Старший брат царя. Книги 3 и 4
Шрифт:
— И ещё просьба до тебя, матушка игуменья, дозволь нам свидеться с инокиней Евдокией и поднести ей в день пресвятой Евфросинии вот этот образок Варвары Великомученицы нашего письма и освящённого в Коряжмском монастыре. — Аника отвернул последний угол ширинки, открыв икону: на серебряном окладе сверкнули каменья.
Настоятельница задержала взгляд на иконе и веско заметила:
— Желанный гость наш Аника Фёдорович! Инокиня Евдокия приняла строгую схиму и посещение её кельи и поминки запрещены.
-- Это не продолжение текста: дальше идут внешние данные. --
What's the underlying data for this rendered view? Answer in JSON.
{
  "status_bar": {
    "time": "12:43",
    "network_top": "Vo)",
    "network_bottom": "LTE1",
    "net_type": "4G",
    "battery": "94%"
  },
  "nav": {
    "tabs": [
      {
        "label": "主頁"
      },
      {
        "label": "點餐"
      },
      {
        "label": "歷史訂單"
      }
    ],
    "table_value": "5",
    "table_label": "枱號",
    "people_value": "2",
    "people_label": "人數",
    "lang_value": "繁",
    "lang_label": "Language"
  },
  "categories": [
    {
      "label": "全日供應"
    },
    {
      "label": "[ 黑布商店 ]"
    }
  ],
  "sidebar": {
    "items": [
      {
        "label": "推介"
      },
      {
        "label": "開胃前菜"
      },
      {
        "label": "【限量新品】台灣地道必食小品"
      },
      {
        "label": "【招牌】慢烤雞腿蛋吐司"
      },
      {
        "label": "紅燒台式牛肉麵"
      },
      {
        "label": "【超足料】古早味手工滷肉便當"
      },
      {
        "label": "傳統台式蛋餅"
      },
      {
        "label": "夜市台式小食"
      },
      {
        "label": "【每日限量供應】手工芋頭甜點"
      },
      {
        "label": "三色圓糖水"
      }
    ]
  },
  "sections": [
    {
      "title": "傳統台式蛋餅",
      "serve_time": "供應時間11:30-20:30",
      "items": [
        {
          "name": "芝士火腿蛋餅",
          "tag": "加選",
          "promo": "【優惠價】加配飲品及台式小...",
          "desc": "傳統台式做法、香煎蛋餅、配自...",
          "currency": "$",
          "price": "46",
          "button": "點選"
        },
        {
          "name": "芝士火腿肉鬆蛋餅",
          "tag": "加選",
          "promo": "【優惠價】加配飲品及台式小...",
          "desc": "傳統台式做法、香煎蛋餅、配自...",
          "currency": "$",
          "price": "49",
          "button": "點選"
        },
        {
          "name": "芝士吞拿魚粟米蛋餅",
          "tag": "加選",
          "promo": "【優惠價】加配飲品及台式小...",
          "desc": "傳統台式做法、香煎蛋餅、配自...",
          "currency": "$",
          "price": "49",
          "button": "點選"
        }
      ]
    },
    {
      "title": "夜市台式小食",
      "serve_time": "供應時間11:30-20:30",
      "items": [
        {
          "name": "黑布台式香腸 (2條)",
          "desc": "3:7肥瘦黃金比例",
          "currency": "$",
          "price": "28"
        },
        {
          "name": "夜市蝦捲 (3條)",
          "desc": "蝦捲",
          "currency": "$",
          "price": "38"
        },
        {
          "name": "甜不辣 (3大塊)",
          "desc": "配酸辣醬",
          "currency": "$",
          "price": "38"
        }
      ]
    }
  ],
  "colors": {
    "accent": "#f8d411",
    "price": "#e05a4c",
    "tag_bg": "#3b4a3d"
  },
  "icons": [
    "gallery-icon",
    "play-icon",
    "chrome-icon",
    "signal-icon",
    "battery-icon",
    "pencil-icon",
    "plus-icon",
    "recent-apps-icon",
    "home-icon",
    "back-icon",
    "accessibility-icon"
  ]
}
Однако ж, — она сделала многозначительную паузу, окинув всех строгим взглядом, — вчерась пришло известие: государь наш всемилостивый Иоанн Васильевич опалу снял и жалует своею милостью — приглашает инокиню Евдокию, в миру княгиню Евфросинию
Келья инокини Евдокии находилась посреди монастырского двора в рубленом доме с крыльцом и сенями, в которых гостей приветствовали поклоном несколько монахинь. Два зарешеченных окна пропускали достаточно утреннего света, однако в келье всё было тёмным, бесцветным. Маленький язычок лампады освещал тёмные лики двух икон без окладов.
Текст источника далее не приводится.